The band have since parted ways with their agent, but have confirmed that the tour was promoted by a non-Live Nation company, shining a light on the fact that the ‘vertical integration’ argument is indeed one that’s far more complicated than it often seems.

Where Does It Leave The Industry? 

Was the Four Corners piece an important report bringing to light industry practices? Does it leave us in a better place than we started? Was it competitors having a swipe at each other? Will it open the gates for other artists and industry to speak out? Will it open industry conversations that need to be had? It’s a solid ‘perhaps’ to all of those.

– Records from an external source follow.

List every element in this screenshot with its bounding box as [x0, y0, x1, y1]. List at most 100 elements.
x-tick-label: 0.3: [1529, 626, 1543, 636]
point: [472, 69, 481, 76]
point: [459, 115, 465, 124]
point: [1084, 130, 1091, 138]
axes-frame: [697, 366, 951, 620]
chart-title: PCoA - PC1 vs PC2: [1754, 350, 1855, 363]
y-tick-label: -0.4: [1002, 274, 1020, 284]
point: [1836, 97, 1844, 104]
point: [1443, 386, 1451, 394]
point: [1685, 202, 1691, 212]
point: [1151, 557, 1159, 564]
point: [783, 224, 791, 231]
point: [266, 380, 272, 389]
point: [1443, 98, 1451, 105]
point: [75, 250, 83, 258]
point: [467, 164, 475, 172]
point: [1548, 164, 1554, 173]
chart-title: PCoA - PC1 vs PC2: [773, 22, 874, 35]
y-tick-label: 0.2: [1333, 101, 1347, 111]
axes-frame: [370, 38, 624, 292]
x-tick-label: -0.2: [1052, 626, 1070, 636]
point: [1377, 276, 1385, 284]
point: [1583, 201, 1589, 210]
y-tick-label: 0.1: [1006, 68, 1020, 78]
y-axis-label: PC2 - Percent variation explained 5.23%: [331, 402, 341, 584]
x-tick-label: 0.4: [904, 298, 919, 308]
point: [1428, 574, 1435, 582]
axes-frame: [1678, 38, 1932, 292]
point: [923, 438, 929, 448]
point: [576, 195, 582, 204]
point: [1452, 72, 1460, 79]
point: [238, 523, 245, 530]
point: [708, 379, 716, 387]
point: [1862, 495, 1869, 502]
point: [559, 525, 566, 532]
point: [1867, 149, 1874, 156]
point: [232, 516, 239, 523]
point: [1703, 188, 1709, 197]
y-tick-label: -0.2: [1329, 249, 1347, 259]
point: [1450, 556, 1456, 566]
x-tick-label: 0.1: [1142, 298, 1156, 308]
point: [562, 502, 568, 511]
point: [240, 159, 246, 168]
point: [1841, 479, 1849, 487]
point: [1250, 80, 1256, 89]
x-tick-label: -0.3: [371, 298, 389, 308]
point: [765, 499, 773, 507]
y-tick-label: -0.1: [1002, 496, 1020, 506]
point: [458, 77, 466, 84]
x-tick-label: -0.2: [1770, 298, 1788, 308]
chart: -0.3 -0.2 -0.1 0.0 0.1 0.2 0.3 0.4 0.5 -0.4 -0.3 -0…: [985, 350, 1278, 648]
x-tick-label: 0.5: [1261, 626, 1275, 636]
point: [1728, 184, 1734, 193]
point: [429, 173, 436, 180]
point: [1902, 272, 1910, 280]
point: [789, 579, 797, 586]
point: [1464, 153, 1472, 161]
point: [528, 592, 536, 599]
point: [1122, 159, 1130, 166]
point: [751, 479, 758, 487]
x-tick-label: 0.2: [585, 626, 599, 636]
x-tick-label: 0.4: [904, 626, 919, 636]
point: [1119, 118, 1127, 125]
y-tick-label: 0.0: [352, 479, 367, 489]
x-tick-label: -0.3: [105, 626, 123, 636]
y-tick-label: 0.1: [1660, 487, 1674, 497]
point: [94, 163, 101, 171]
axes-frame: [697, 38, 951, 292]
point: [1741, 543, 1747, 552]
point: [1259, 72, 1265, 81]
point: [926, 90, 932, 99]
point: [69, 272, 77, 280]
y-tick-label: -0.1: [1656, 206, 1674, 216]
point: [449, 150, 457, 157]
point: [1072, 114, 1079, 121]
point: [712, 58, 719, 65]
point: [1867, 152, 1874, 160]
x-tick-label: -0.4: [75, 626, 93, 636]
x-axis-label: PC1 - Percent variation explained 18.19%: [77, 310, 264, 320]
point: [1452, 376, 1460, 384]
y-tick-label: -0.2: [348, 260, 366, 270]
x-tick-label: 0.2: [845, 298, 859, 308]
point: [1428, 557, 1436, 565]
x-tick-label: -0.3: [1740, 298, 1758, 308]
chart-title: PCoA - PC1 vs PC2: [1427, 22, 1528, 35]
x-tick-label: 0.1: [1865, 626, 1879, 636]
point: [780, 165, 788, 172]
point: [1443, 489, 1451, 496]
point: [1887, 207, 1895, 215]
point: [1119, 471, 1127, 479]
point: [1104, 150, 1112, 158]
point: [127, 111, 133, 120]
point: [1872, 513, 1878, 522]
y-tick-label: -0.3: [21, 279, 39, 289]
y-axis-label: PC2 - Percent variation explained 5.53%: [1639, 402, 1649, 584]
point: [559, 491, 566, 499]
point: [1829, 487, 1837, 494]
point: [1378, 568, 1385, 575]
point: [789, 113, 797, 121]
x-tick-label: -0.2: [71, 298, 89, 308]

For the public in the middle of a cost of living crisis, they heard that concerts are too expensive. To Live Nation, it will all seem unfair to have been singled out in a market with three strong competitors, but it won’t stop people buying Oasis tickets or seemingly result in immediate government regulation that would curtail operations. For the industry power players, they’ll keep fighting to get the big names to fill stadiums, make profits and acquire more businesses in an arms race with no clear end in sight.

It’s broader than Live Nation, it’s about corporate responsibility. What do successful industry businesses, be they multinational or otherwise, owe Australian music? If you make profit from an industry, what is your responsibility to it and to its artists? 

Peter Garrett said: "Without nurturing your local artists, who are now getting washed away in a tidal wave of big companies, we're not hearing our songs, we're not hearing the things that connect us to the place that we're in.”

"What makes us human in a way is artists sharing their sense of things, their stories with the people who they've grown up with or who they live nearby, or who they're visiting, and that's why people still go out to shows. A country without its own music is a country without a soul.”